À l’approche de la Tabaski, la pression sur les espaces de vente de bétail met en évidence des dysfonctionnements récurrents dans l’organisation des foirails de la capitale du Rail. Saturation, occupation anarchique de l’espace urbain et risques sécuritaires ravivent les appels à une réforme structurelle du secteur.
Dans un communiqué transmis au journal Évidence hier, le mouvement « Thiès d’abord », dirigé par Maître Habib Vitin, dresse un constat sans détour sur la situation des foirails à Thiès, à quelques semaines de la fête de la Tabaski.
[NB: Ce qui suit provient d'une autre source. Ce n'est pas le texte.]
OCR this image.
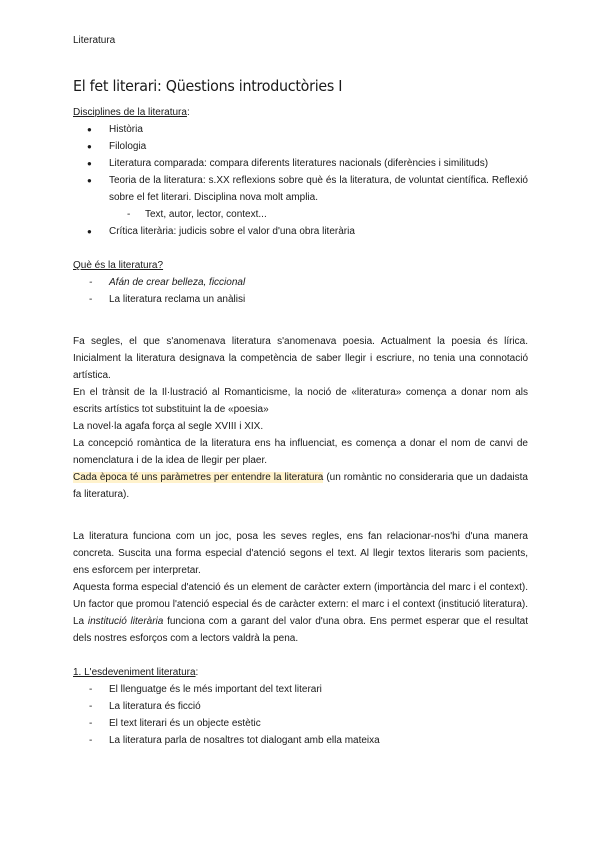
Literatura
El fet literari: Qüestions introductòries I

Disciplines de la literatura:

● Història
● Filologia
● Literatura comparada: compara diferents literatures nacionals (diferències i similituds)

● Teoria de la literatura: s.XX reflexions sobre què és la literatura, de voluntat científica. Reflexió sobre el fet literari. Disciplina nova molt amplia.

- Text, autor, lector, context...
● Crítica literària: judicis sobre el valor d'una obra literària

Què és la literatura?

- Afán de crear belleza, ficcional
- La literatura reclama un anàlisi

Fa segles, el que s'anomenava literatura s'anomenava poesia. Actualment la poesia és lírica. Inicialment la literatura designava la competència de saber llegir i escriure, no tenia una connotació artística.

En el trànsit de la Il·lustració al Romanticisme, la noció de «literatura» comença a donar nom als escrits artístics tot substituint la de «poesia»

La novel·la agafa força al segle XVIII i XIX.

La concepció romàntica de la literatura ens ha influenciat, es comença a donar el nom de canvi de nomenclatura i de la idea de llegir per plaer.

Cada època té uns paràmetres per entendre la literatura (un romàntic no consideraria que un dadaista fa literatura).

La literatura funciona com un joc, posa les seves regles, ens fan relacionar-nos'hi d'una manera concreta. Suscita una forma especial d'atenció segons el text. Al llegir textos literaris som pacients, ens esforcem per interpretar.

Aquesta forma especial d'atenció és un element de caràcter extern (importància del marc i el context). Un factor que promou l'atenció especial és de caràcter extern: el marc i el context (institució literatura). La institució literària funciona com a garant del valor d'una obra. Ens permet esperar que el resultat dels nostres esforços com a lectors valdrà la pena.

1. L'esdeveniment literatura:

- El llenguatge és le més important del text literari
- La literatura és ficció
- El text literari és un objecte estètic
- La literatura parla de nosaltres tot dialogant amb ella mateixa
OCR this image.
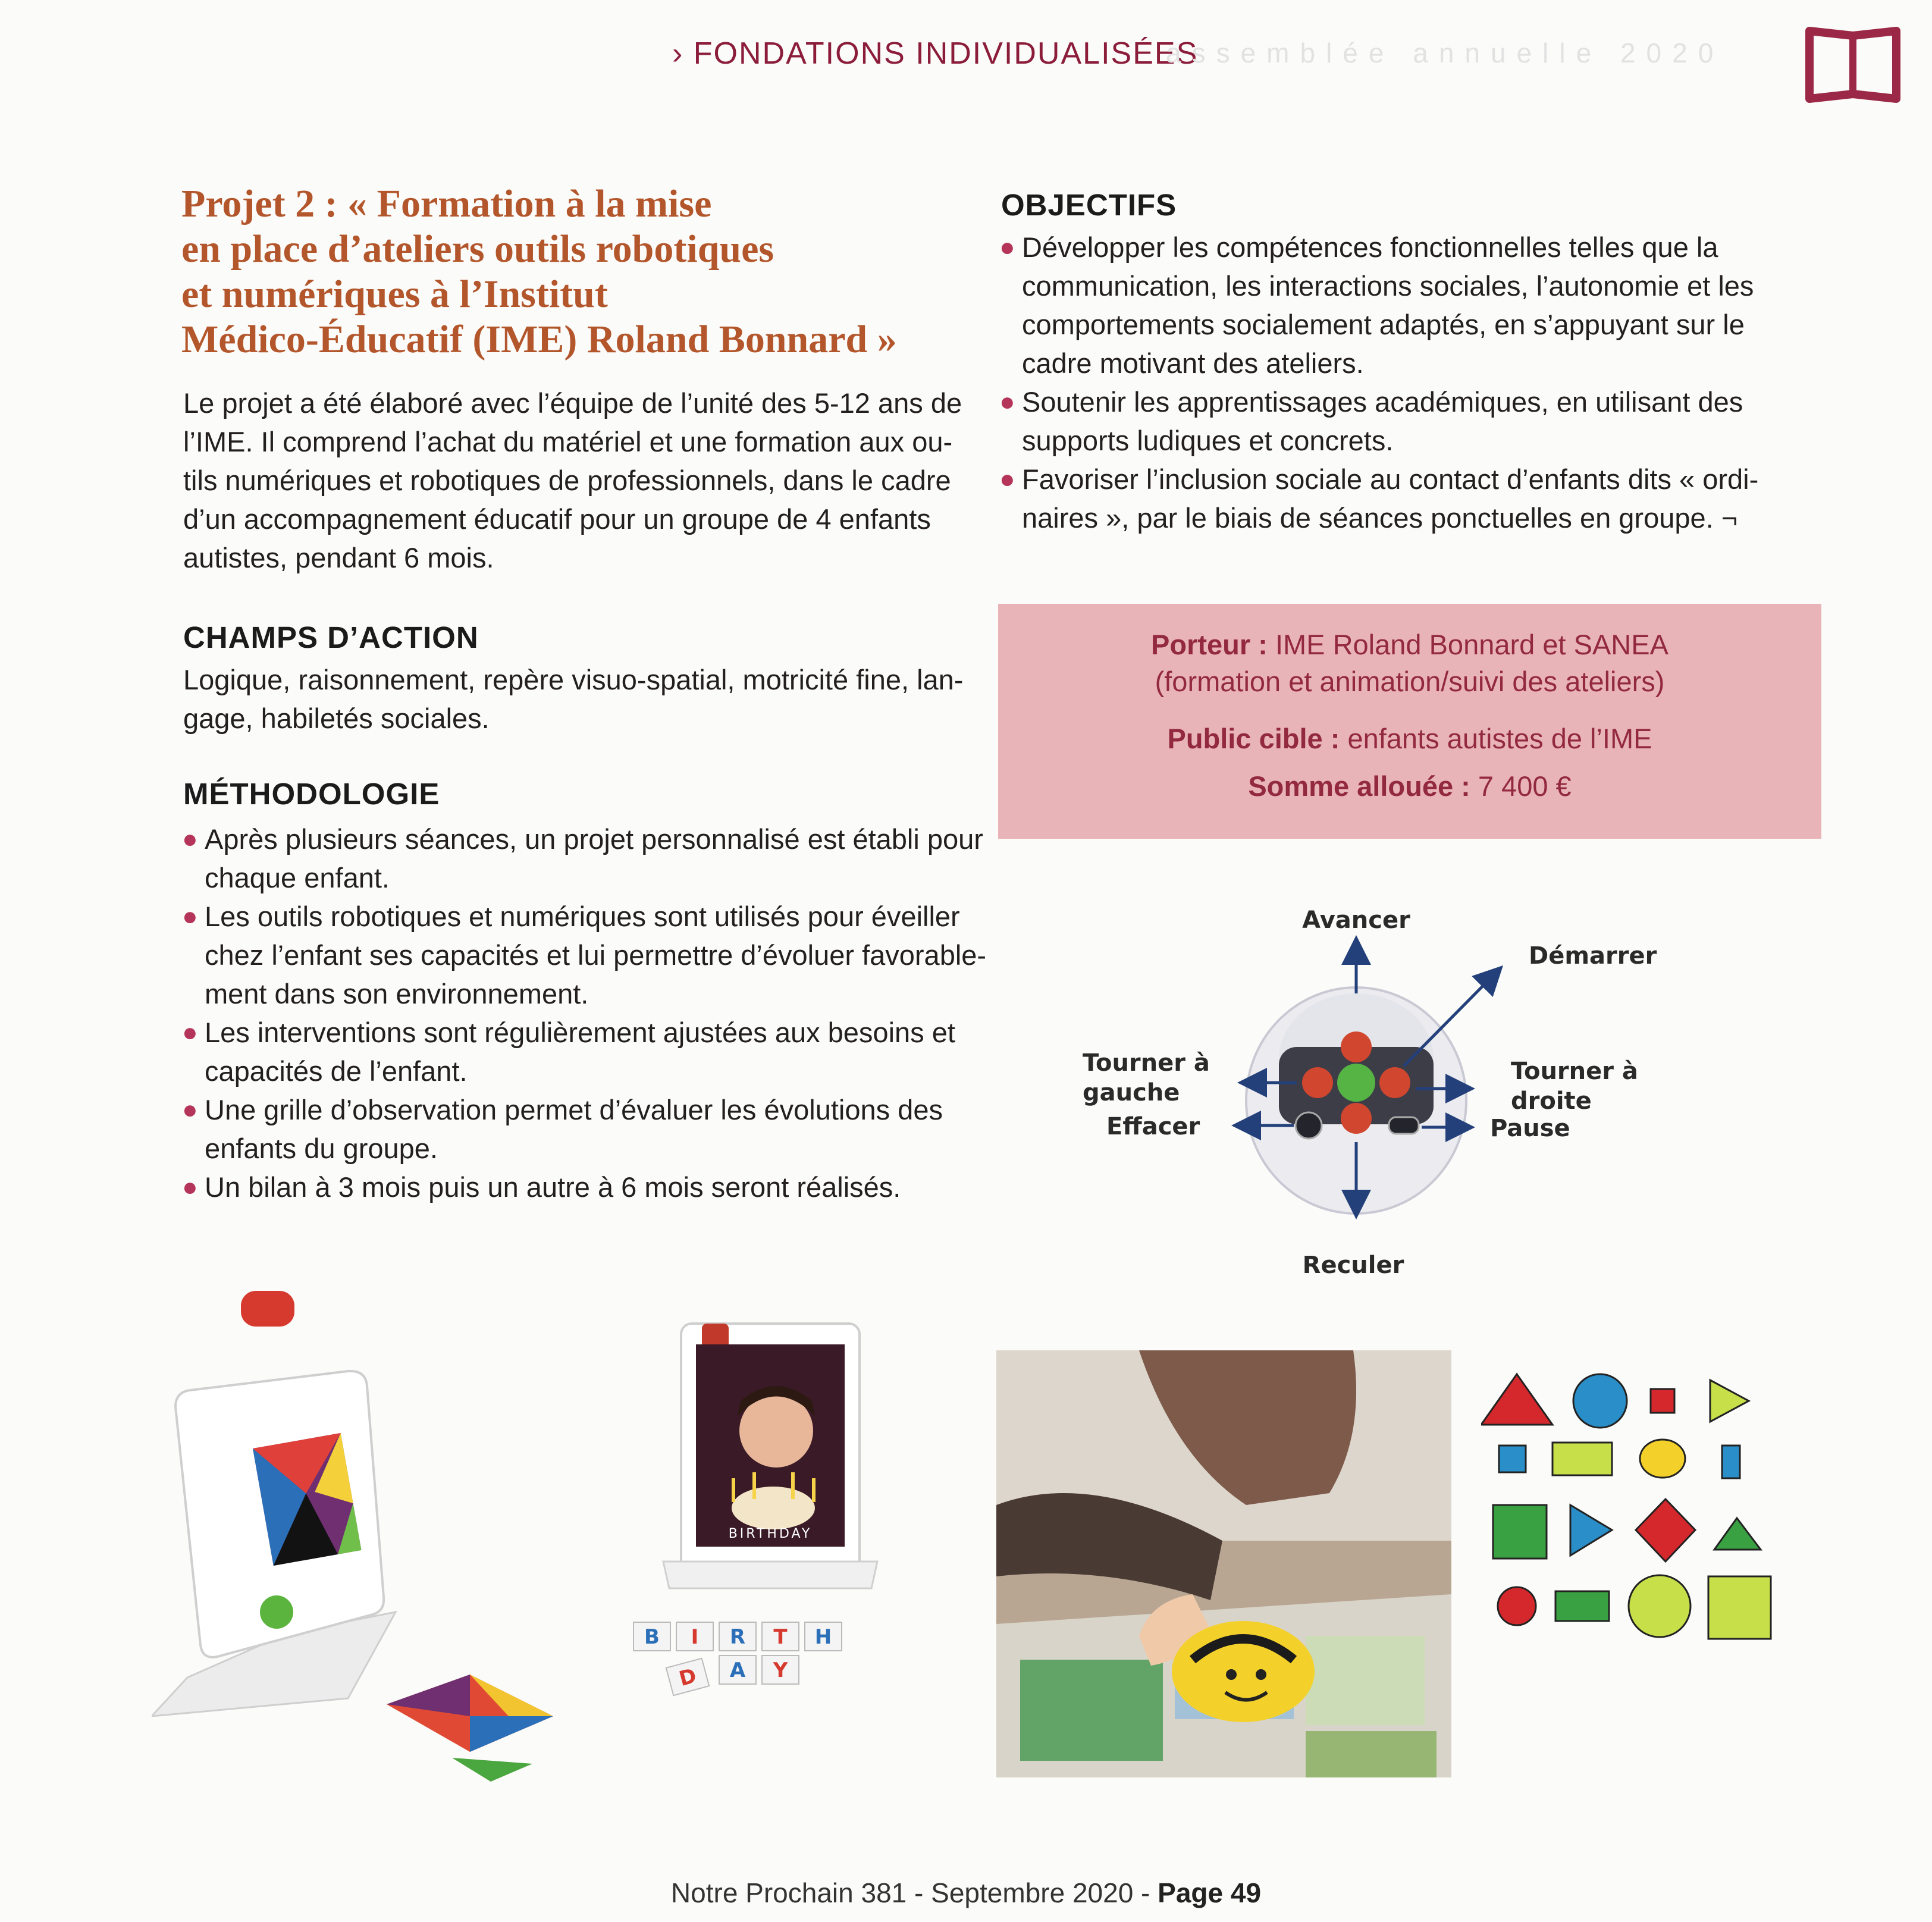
› FONDATIONS INDIVIDUALISÉES
assemblée annuelle 2020
Projet 2 : « Formation à la mise
en place d’ateliers outils robotiques
et numériques à l’Institut
Médico-Éducatif (IME) Roland Bonnard »
Le projet a été élaboré avec l’équipe de l’unité des 5-12 ans de
l’IME. Il comprend l’achat du matériel et une formation aux ou-
tils numériques et robotiques de professionnels, dans le cadre
d’un accompagnement éducatif pour un groupe de 4 enfants
autistes, pendant 6 mois.
CHAMPS D’ACTION
Logique, raisonnement, repère visuo-spatial, motricité fine, lan-
gage, habiletés sociales.
MÉTHODOLOGIE
● Après plusieurs séances, un projet personnalisé est établi pour
chaque enfant.
● Les outils robotiques et numériques sont utilisés pour éveiller
chez l’enfant ses capacités et lui permettre d’évoluer favorable-
ment dans son environnement.
● Les interventions sont régulièrement ajustées aux besoins et
capacités de l’enfant.
● Une grille d’observation permet d’évaluer les évolutions des
enfants du groupe.
● Un bilan à 3 mois puis un autre à 6 mois seront réalisés.
OBJECTIFS
● Développer les compétences fonctionnelles telles que la
communication, les interactions sociales, l’autonomie et les
comportements socialement adaptés, en s’appuyant sur le
cadre motivant des ateliers.
● Soutenir les apprentissages académiques, en utilisant des
supports ludiques et concrets.
● Favoriser l’inclusion sociale au contact d’enfants dits « ordi-
naires », par le biais de séances ponctuelles en groupe. ¬
Porteur : IME Roland Bonnard et SANEA
(formation et animation/suivi des ateliers)
Public cible : enfants autistes de l’IME
Somme allouée : 7 400 €
Avancer
Démarrer
Tourner à
gauche
Tourner à
droite
Effacer	Pause
Reculer
BIRTHDAY
B I R T H
D A Y
Notre Prochain 381 - Septembre 2020 - Page 49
Une période traditionnellement marquée par une forte activité commerciale autour du bétail, mais aussi par des tensions sur les capacités d’accueil.
Les sites de Darou Salam, Moussanté et Diamaguène Camp GMI, identifiés comme principaux points de vente, jouent un rôle central dans l’organisation de cette filière. Le mouvement salue leur existence, soulignant qu’ils ont longtemps contribué à structurer une activité jugée stratégique pour l’économie locale et les ménages.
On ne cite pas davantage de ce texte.